Final answer:
To calculate the probability of selecting a ball of a certain color from the box, divide the number of balls of that color by the total number of balls and reduce the fraction. Examples include P(White) = 2/5 and P(Not Blue) = 11/15.
Step-by-step explanation:
The subject question is regarding the concept of probability.

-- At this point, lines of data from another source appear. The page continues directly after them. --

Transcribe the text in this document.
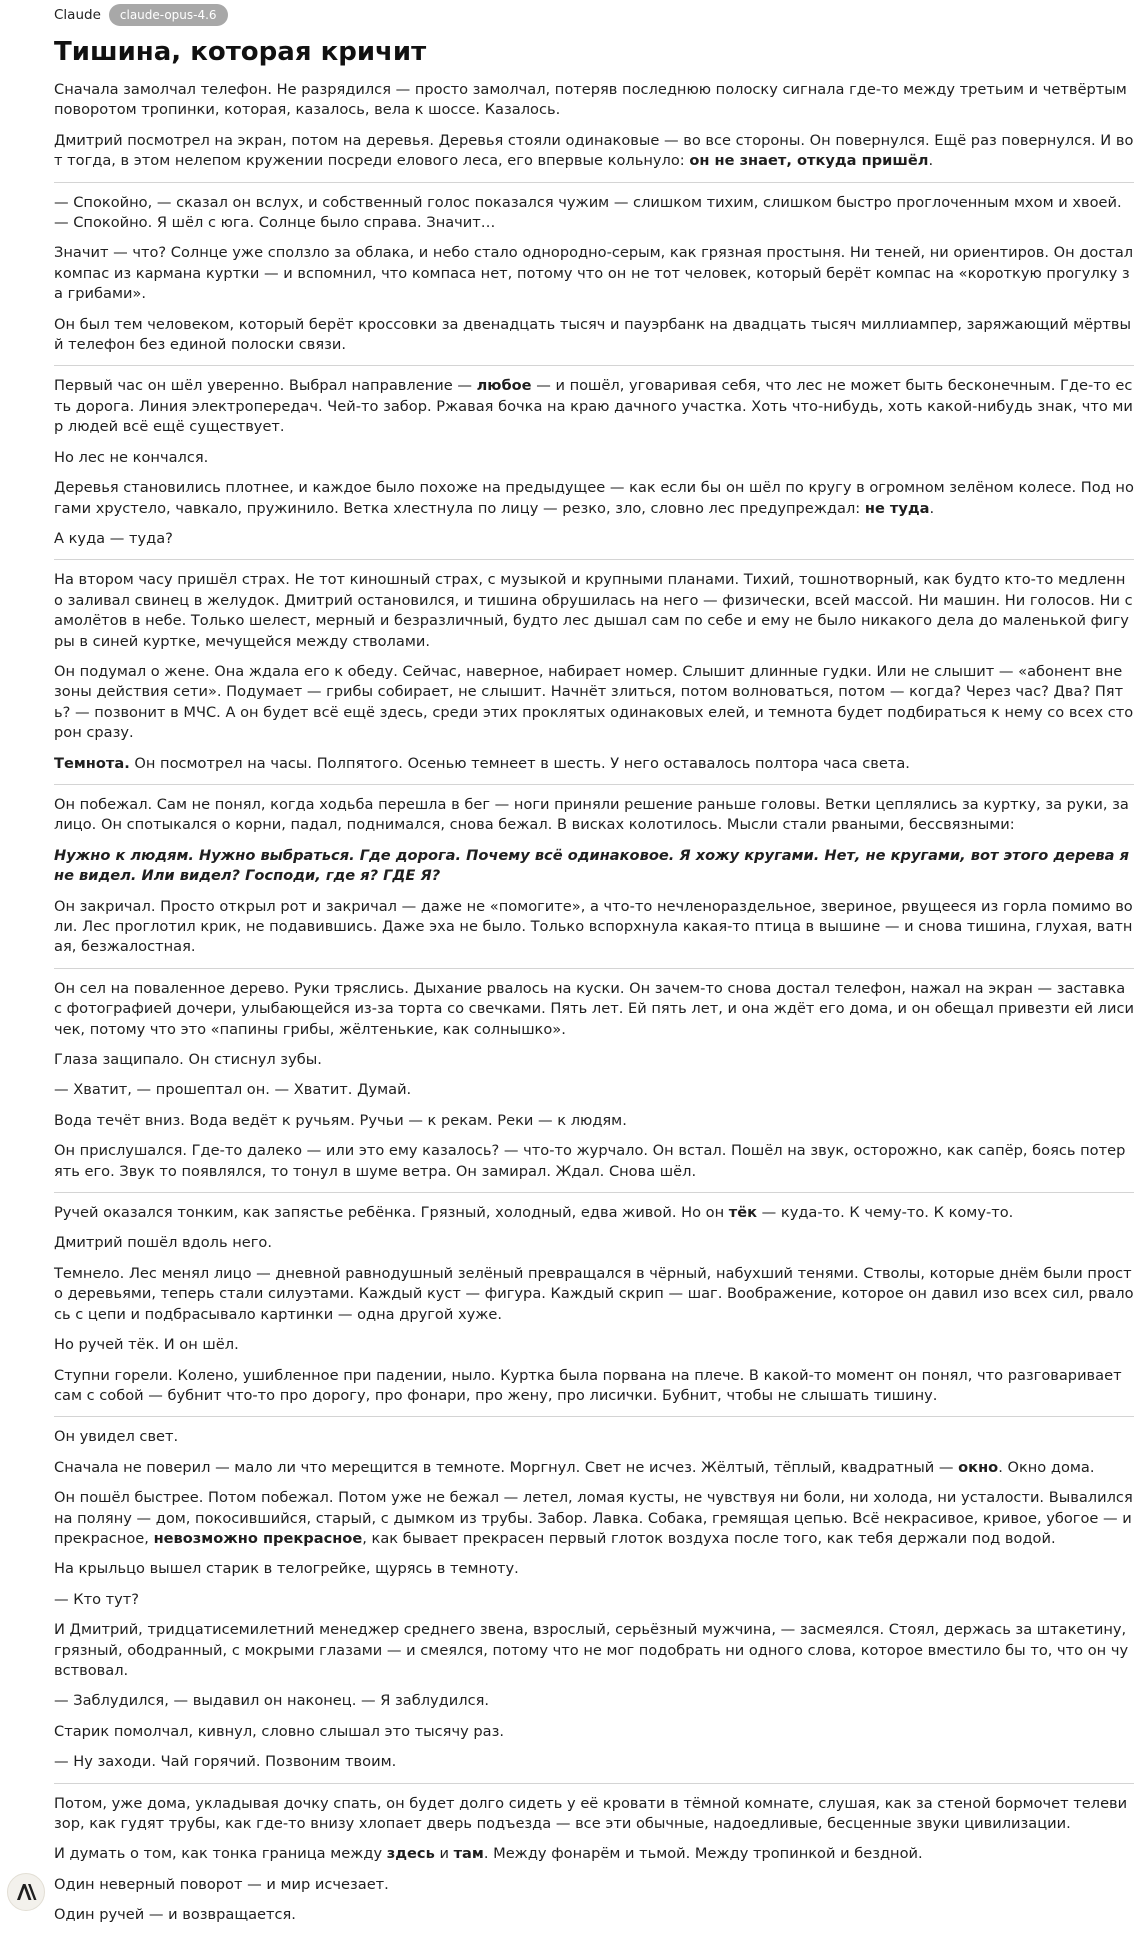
Claude	claude-opus-4.6
Тишина, которая кричит

Сначала замолчал телефон. Не разрядился — просто замолчал, потеряв последнюю полоску сигнала где-то между третьим и четвёртым поворотом тропинки, которая, казалось, вела к шоссе. Казалось.

Дмитрий посмотрел на экран, потом на деревья. Деревья стояли одинаковые — во все стороны. Он повернулся. Ещё раз повернулся. И вот тогда, в этом нелепом кружении посреди елового леса, его впервые кольнуло: он не знает, откуда пришёл.

— Спокойно, — сказал он вслух, и собственный голос показался чужим — слишком тихим, слишком быстро проглоченным мхом и хвоей. — Спокойно. Я шёл с юга. Солнце было справа. Значит…

Значит — что? Солнце уже сползло за облака, и небо стало однородно-серым, как грязная простыня. Ни теней, ни ориентиров. Он достал компас из кармана куртки — и вспомнил, что компаса нет, потому что он не тот человек, который берёт компас на «короткую прогулку за грибами».

Он был тем человеком, который берёт кроссовки за двенадцать тысяч и пауэрбанк на двадцать тысяч миллиампер, заряжающий мёртвый телефон без единой полоски связи.

Первый час он шёл уверенно. Выбрал направление — любое — и пошёл, уговаривая себя, что лес не может быть бесконечным. Где-то есть дорога. Линия электропередач. Чей-то забор. Ржавая бочка на краю дачного участка. Хоть что-нибудь, хоть какой-нибудь знак, что мир людей всё ещё существует.

Но лес не кончался.

Деревья становились плотнее, и каждое было похоже на предыдущее — как если бы он шёл по кругу в огромном зелёном колесе. Под ногами хрустело, чавкало, пружинило. Ветка хлестнула по лицу — резко, зло, словно лес предупреждал: не туда.

А куда — туда?

На втором часу пришёл страх. Не тот киношный страх, с музыкой и крупными планами. Тихий, тошнотворный, как будто кто-то медленно заливал свинец в желудок. Дмитрий остановился, и тишина обрушилась на него — физически, всей массой. Ни машин. Ни голосов. Ни самолётов в небе. Только шелест, мерный и безразличный, будто лес дышал сам по себе и ему не было никакого дела до маленькой фигуры в синей куртке, мечущейся между стволами.

Он подумал о жене. Она ждала его к обеду. Сейчас, наверное, набирает номер. Слышит длинные гудки. Или не слышит — «абонент вне зоны действия сети». Подумает — грибы собирает, не слышит. Начнёт злиться, потом волноваться, потом — когда? Через час? Два? Пять? — позвонит в МЧС. А он будет всё ещё здесь, среди этих проклятых одинаковых елей, и темнота будет подбираться к нему со всех сторон сразу.

Темнота. Он посмотрел на часы. Полпятого. Осенью темнеет в шесть. У него оставалось полтора часа света.

Он побежал. Сам не понял, когда ходьба перешла в бег — ноги приняли решение раньше головы. Ветки цеплялись за куртку, за руки, за лицо. Он спотыкался о корни, падал, поднимался, снова бежал. В висках колотилось. Мысли стали рваными, бессвязными:

Нужно к людям. Нужно выбраться. Где дорога. Почему всё одинаковое. Я хожу кругами. Нет, не кругами, вот этого дерева я не видел. Или видел? Господи, где я? ГДЕ Я?

Он закричал. Просто открыл рот и закричал — даже не «помогите», а что-то нечленораздельное, звериное, рвущееся из горла помимо воли. Лес проглотил крик, не подавившись. Даже эха не было. Только вспорхнула какая-то птица в вышине — и снова тишина, глухая, ватная, безжалостная.

Он сел на поваленное дерево. Руки тряслись. Дыхание рвалось на куски. Он зачем-то снова достал телефон, нажал на экран — заставка с фотографией дочери, улыбающейся из-за торта со свечками. Пять лет. Ей пять лет, и она ждёт его дома, и он обещал привезти ей лисичек, потому что это «папины грибы, жёлтенькие, как солнышко».

Глаза защипало. Он стиснул зубы.

— Хватит, — прошептал он. — Хватит. Думай.

Вода течёт вниз. Вода ведёт к ручьям. Ручьи — к рекам. Реки — к людям.

Он прислушался. Где-то далеко — или это ему казалось? — что-то журчало. Он встал. Пошёл на звук, осторожно, как сапёр, боясь потерять его. Звук то появлялся, то тонул в шуме ветра. Он замирал. Ждал. Снова шёл.

Ручей оказался тонким, как запястье ребёнка. Грязный, холодный, едва живой. Но он тёк — куда-то. К чему-то. К кому-то.

Дмитрий пошёл вдоль него.

Темнело. Лес менял лицо — дневной равнодушный зелёный превращался в чёрный, набухший тенями. Стволы, которые днём были просто деревьями, теперь стали силуэтами. Каждый куст — фигура. Каждый скрип — шаг. Воображение, которое он давил изо всех сил, рвалось с цепи и подбрасывало картинки — одна другой хуже.

Но ручей тёк. И он шёл.

Ступни горели. Колено, ушибленное при падении, ныло. Куртка была порвана на плече. В какой-то момент он понял, что разговаривает сам с собой — бубнит что-то про дорогу, про фонари, про жену, про лисички. Бубнит, чтобы не слышать тишину.

Он увидел свет.

Сначала не поверил — мало ли что мерещится в темноте. Моргнул. Свет не исчез. Жёлтый, тёплый, квадратный — окно. Окно дома.

Он пошёл быстрее. Потом побежал. Потом уже не бежал — летел, ломая кусты, не чувствуя ни боли, ни холода, ни усталости. Вывалился на поляну — дом, покосившийся, старый, с дымком из трубы. Забор. Лавка. Собака, гремящая цепью. Всё некрасивое, кривое, убогое — и прекрасное, невозможно прекрасное, как бывает прекрасен первый глоток воздуха после того, как тебя держали под водой.

На крыльцо вышел старик в телогрейке, щурясь в темноту.

— Кто тут?

И Дмитрий, тридцатисемилетний менеджер среднего звена, взрослый, серьёзный мужчина, — засмеялся. Стоял, держась за штакетину, грязный, ободранный, с мокрыми глазами — и смеялся, потому что не мог подобрать ни одного слова, которое вместило бы то, что он чувствовал.

— Заблудился, — выдавил он наконец. — Я заблудился.

Старик помолчал, кивнул, словно слышал это тысячу раз.

— Ну заходи. Чай горячий. Позвоним твоим.

Потом, уже дома, укладывая дочку спать, он будет долго сидеть у её кровати в тёмной комнате, слушая, как за стеной бормочет телевизор, как гудят трубы, как где-то внизу хлопает дверь подъезда — все эти обычные, надоедливые, бесценные звуки цивилизации.

И думать о том, как тонка граница между здесь и там. Между фонарём и тьмой. Между тропинкой и бездной.

Один неверный поворот — и мир исчезает.

Один ручей — и возвращается.
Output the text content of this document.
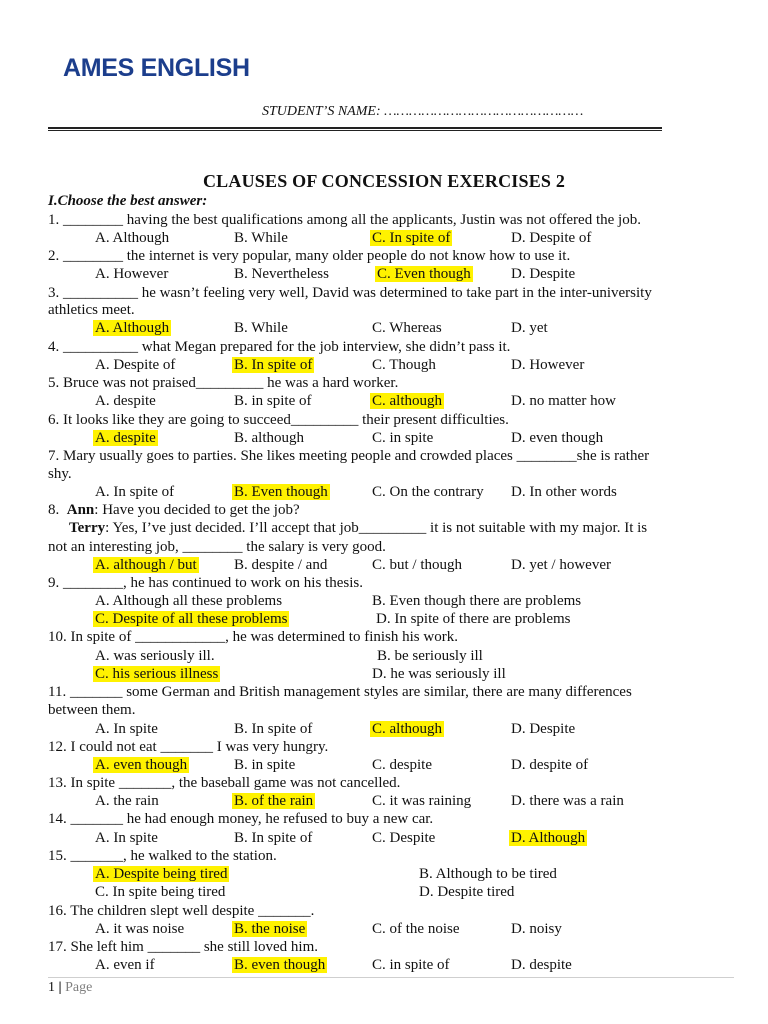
AMES ENGLISH
STUDENT’S NAME: …………………………………………
CLAUSES OF CONCESSION EXERCISES 2
I.Choose the best answer:
1. ________ having the best qualifications among all the applicants, Justin was not offered the job.
A. Although	B. While	C. In spite of	D. Despite of
2. ________ the internet is very popular, many older people do not know how to use it.
A. However	B. Nevertheless	C. Even though	D. Despite
3. __________ he wasn’t feeling very well, David was determined to take part in the inter-university
athletics meet.
A. Although	B. While	C. Whereas	D. yet
4. __________ what Megan prepared for the job interview, she didn’t pass it.
A. Despite of	B. In spite of	C. Though	D. However
5. Bruce was not praised_________ he was a hard worker.
A. despite	B. in spite of	C. although	D. no matter how
6. It looks like they are going to succeed_________ their present difficulties.
A. despite	B. although	C. in spite	D. even though
7. Mary usually goes to parties. She likes meeting people and crowded places ________she is rather
shy.
A. In spite of	B. Even though	C. On the contrary D. In other words
8. Ann: Have you decided to get the job?
Terry: Yes, I’ve just decided. I’ll accept that job_________ it is not suitable with my major. It is
not an interesting job, ________ the salary is very good.
A. although / but B. despite / and	C. but / though	D. yet / however
9. ________, he has continued to work on his thesis.
A. Although all these problems	B. Even though there are problems
C. Despite of all these problems	D. In spite of there are problems
10. In spite of ____________, he was determined to finish his work.
A. was seriously ill.	B. be seriously ill
C. his serious illness	D. he was seriously ill
11. _______ some German and British management styles are similar, there are many differences
between them.
A. In spite	B. In spite of	C. although	D. Despite
12. I could not eat _______ I was very hungry.
A. even though	B. in spite	C. despite	D. despite of
13. In spite _______, the baseball game was not cancelled.
A. the rain	B. of the rain	C. it was raining	D. there was a rain
14. _______ he had enough money, he refused to buy a new car.
A. In spite	B. In spite of	C. Despite	D. Although
15. _______, he walked to the station.
A. Despite being tired	B. Although to be tired
C. In spite being tired	D. Despite tired
16. The children slept well despite _______.
A. it was noise	B. the noise	C. of the noise	D. noisy
17. She left him _______ she still loved him.
A. even if	B. even though	C. in spite of	D. despite
1 | Page
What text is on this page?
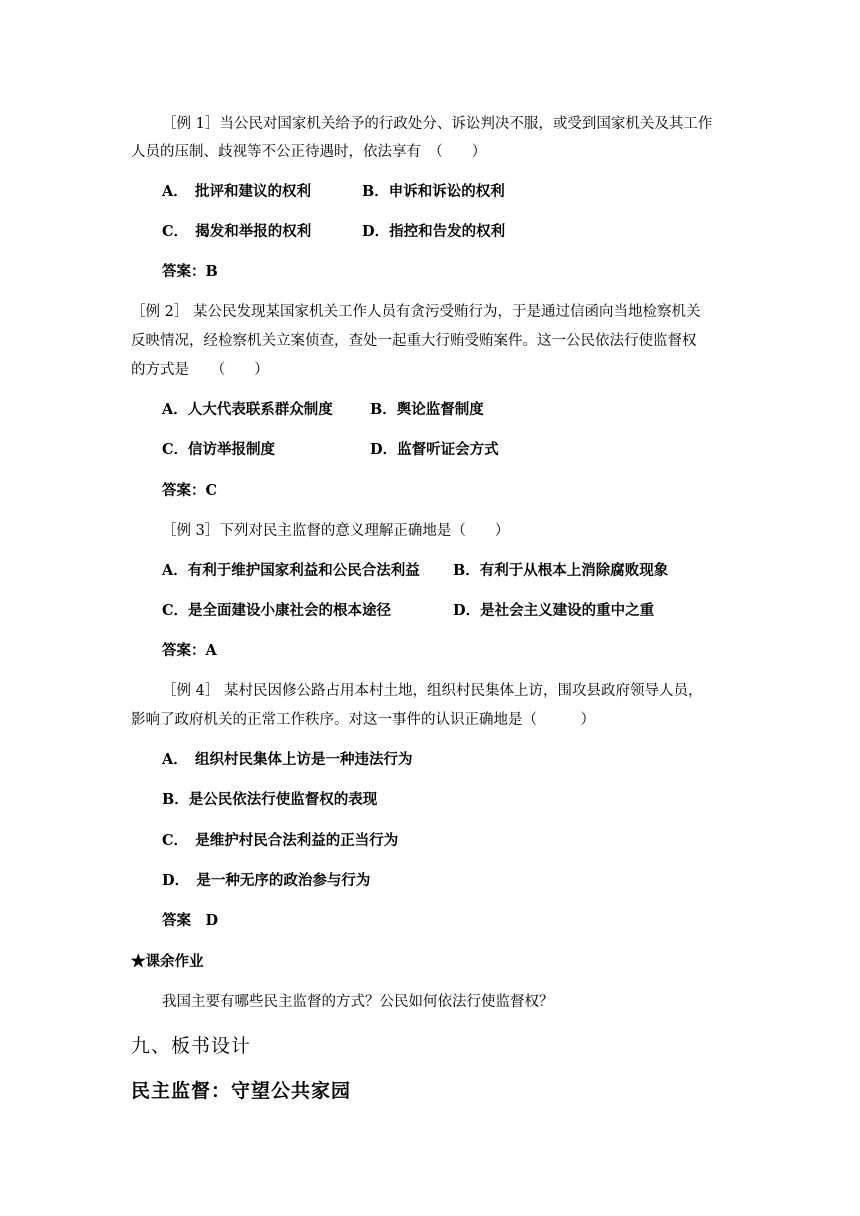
［例 1］当公民对国家机关给予的行政处分、诉讼判决不服，或受到国家机关及其工作
人员的压制、歧视等不公正待遇时，依法享有　（　　）
A．　批评和建议的权利	B．申诉和诉讼的权利
C．　揭发和举报的权利	D．指控和告发的权利
答案：B
［例 2］ 某公民发现某国家机关工作人员有贪污受贿行为，于是通过信函向当地检察机关
反映情况，经检察机关立案侦查，查处一起重大行贿受贿案件。这一公民依法行使监督权
的方式是　　（　　）
A．人大代表联系群众制度	B．舆论监督制度
C．信访举报制度	D．监督听证会方式
答案：C
［例 3］下列对民主监督的意义理解正确地是（　　）
A．有利于维护国家利益和公民合法利益 B．有利于从根本上消除腐败现象
C．是全面建设小康社会的根本途径	D．是社会主义建设的重中之重
答案：A
［例 4］ 某村民因修公路占用本村土地，组织村民集体上访，围攻县政府领导人员，
影响了政府机关的正常工作秩序。对这一事件的认识正确地是（　　　）
A．　组织村民集体上访是一种违法行为
B．是公民依法行使监督权的表现
C．　是维护村民合法利益的正当行为
D．　是一种无序的政治参与行为
答案　D
★课余作业
我国主要有哪些民主监督的方式？公民如何依法行使监督权？
九、板书设计
民主监督：守望公共家园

Given a box that contains 10 Red Balls, 30 White Balls, 20 Blue Balls, and 15 Orange Balls, we need to find the probability of different events.
- a) A white ball: The probability is the number of white balls divided by the total number of balls, so P(White) = 30/(10+30+20+15) = 30/75 = 2/5.
- b) Not blue: This means the probability of selecting any color except blue, so P(Not Blue) = (10+30+15)/(10+30+20+15) = 55/75 = 11/15.
- c) Orange or red: This means the probability of selecting either an orange or a red ball, so P(Orange or Red) = (15+10)/(10+30+20+15) = 25/75 = 1/3.
- d) Red, white, or blue: This means the probability of selecting a red, white, or blue ball, so P(Red, White, or Blue) = (10+30+20)/(10+30+20+15) = 60/75 = 4/5.
- e) Neither red nor blue: This means the probability of not selecting a red or blue ball, which includes only white and orange balls, so P(Neither Red nor Blue) = (30+15)/(10+30+20+15) = 45/75 = 3/5.